Company response strategies

Preparation

What are the fiduciary duties of directors in the context of an activist proposal? Is there a different standard for considering an activist proposal compared to other board decisions?

In general, directors are obliged to enable all shareholders to exercise their rights in a proper and unimpeded manner. Shareholder activists and other shareholders must be treated equally. Board decisions regarding activist proposals are subject to the same standard of care as other board decisions.

What advice do you give companies to prepare for shareholder activism? Is shareholder activism and engagement a matter of heightened concern in the boardroom?

As a general measure, companies should identify potential vulnerabilities by analysing their business and strategy as an activist shareholder would do.

Following such analysis and risk-assessment, the following defence measures should be considered:

  • preparing investor or public relations statements;
  • implementing a ‘one voice policy’;
  • appointing a rapid reaction team; and
  • analysing the shareholder structure and other ‘early warning signs’ on a regular basis.

Shareholder activism has increased significantly in recent years in Germany. According to Lazard, in 2018, there were 58 campaigns of activist investors targeting listed companies in Europe, a significant number hereof being directed at targets in Germany.

Defences

What defences are available to companies to avoid being the target of shareholder activism or respond to shareholder activism?

Available structural defences are:

  • the existence of majority shareholders;
  • preference shares (non-voting shares);
  • restricted transferability of registered shares;
  • staggered terms of members of the supervisory board; and
  • delisting.

Other factors that make a company more likely to be targeted are:

  • a high free float (traditionally low attendance of free float at shareholders’ meetings);
  • a specific capital structure, eg, significant cash positions or defensive financial gearing or strong cash generation opportunities not being utilised;
  • an unsatisfactory share price performance or a vague business strategy that leads to poor business prospects;
  • a conglomerate structure; and
  • takeover and restructuring situations.

New rules on delisting from regulated markets require that an unconditional tender offer be made to all shareholders (section 39, BörsG). This will result in a more complex and costly delisting process and presumably limit the role of delisting as a defence mechanism against activist shareholders.

Based on the new Shareholders’ Rights Directive, companies will be entitled to identify their shareholders and to obtain information regarding shareholder identity from any intermediary in the chain that holds the information. The purpose is to facilitate the exercise of shareholder rights and their engagement with the company. The member states may provide that companies are only allowed to request identification with respect to shareholders holding more than a certain percentage of shares or voting rights that will not exceed 0.5 per cent.

The new requirements aim to increase transparency and help the companies in their approach to shareholder engagement. Institutional investors and asset managers will either have to develop and publicly disclose a policy on shareholder engagement or explain why they have chosen not to do so.

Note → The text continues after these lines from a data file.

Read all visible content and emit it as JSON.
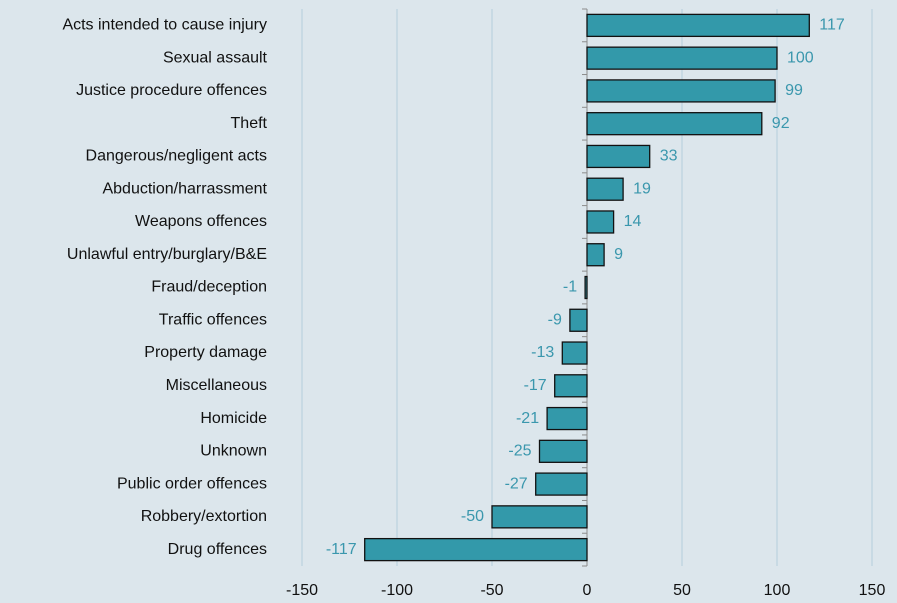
{
  "chart_data": {
    "type": "bar",
    "orientation": "horizontal",
    "categories": [
      "Acts intended to cause injury",
      "Sexual assault",
      "Justice procedure offences",
      "Theft",
      "Dangerous/negligent acts",
      "Abduction/harrassment",
      "Weapons offences",
      "Unlawful entry/burglary/B&E",
      "Fraud/deception",
      "Traffic offences",
      "Property damage",
      "Miscellaneous",
      "Homicide",
      "Unknown",
      "Public order offences",
      "Robbery/extortion",
      "Drug offences"
    ],
    "values": [
      117,
      100,
      99,
      92,
      33,
      19,
      14,
      9,
      -1,
      -9,
      -13,
      -17,
      -21,
      -25,
      -27,
      -50,
      -117
    ],
    "color": "#3399aa",
    "value_label_color": "#3a97ad",
    "xlim": [
      -150,
      150
    ],
    "xticks": [
      -150,
      -100,
      -50,
      0,
      50,
      100,
      150
    ],
    "grid": true
  }
}
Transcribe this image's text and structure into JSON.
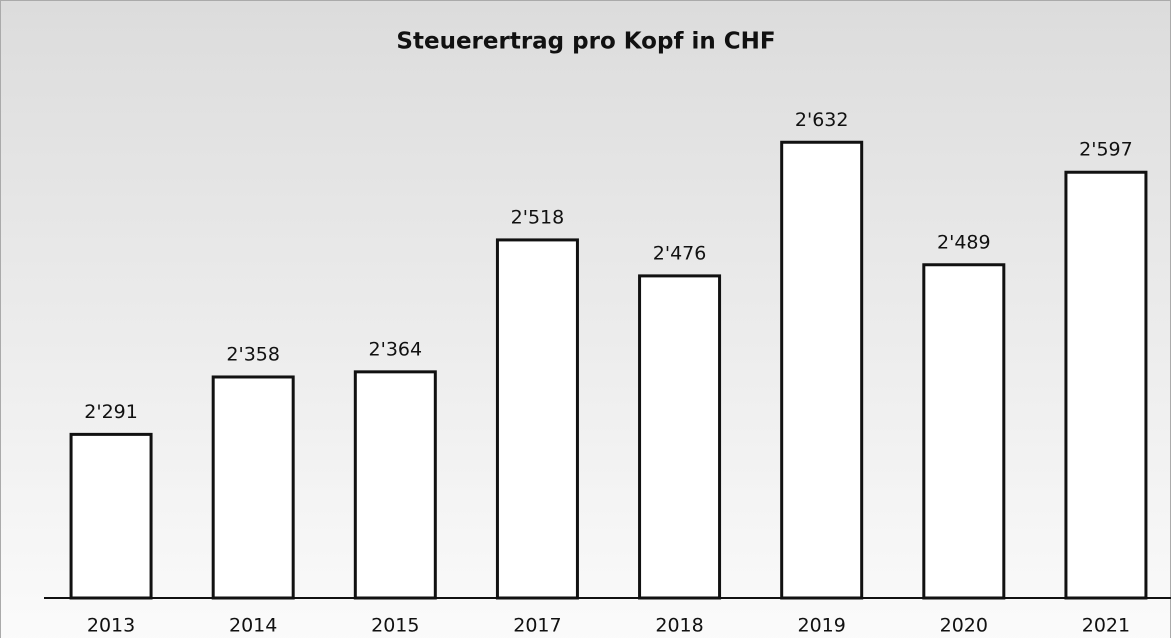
{
  "chart_data": {
    "type": "bar",
    "title": "Steuerertrag pro Kopf in CHF",
    "categories": [
      "2013",
      "2014",
      "2015",
      "2017",
      "2018",
      "2019",
      "2020",
      "2021"
    ],
    "values": [
      2291,
      2358,
      2364,
      2518,
      2476,
      2632,
      2489,
      2597
    ],
    "value_labels": [
      "2'291",
      "2'358",
      "2'364",
      "2'518",
      "2'476",
      "2'632",
      "2'489",
      "2'597"
    ],
    "color": "#ffffff",
    "ylim": [
      2100,
      2700
    ]
  }
}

Owing to the important influence on voting behaviour of investors, proxy advisers will also be subject to transparency requirements (eg, disclosure of methods and main sources of information) and a code of conduct.

Details remain to be seen since national implementation is not due before 10 June 2019.

Reports on proxy votes

Do companies receive daily or periodic reports of proxy votes during the voting period?

There is no statutory proxy voting system outside the shareholders’ meeting. The corporate charter may provide that shareholders vote in writing or by way of electronic communication. However, a vote made in such a way becomes binding only at the beginning of the voting procedure in the shareholders’ meeting. Until then, any vote made in writing or by electronic communication may be rescinded by the shareholder.

In practice, votes cast outside the shareholders’ meeting are kept confidential, and there is no exchange between management and shareholders on votes submitted before the shareholders’ meeting.

Private settlements

Is it common for companies in your jurisdiction to enter into a private settlement with activists? If so, what types of arrangements are typically agreed?

Private settlements with activists are not explicitly prohibited. However, any settlement with activists has to be in the best interest of the company, comply with the principle of equal treatment of shareholders (section 53a, AktG) and may not lead to a repayment of capital other than distributable profits (section 57, AktG). As a consequence, any private settlements that lead to an economic advantage for activists holding at least one share has to be published and benefit the other shareholders equally. Private settlements can, as the case may be, bring about inside information that is subject to the mandatory rules on the disclosure of inside information.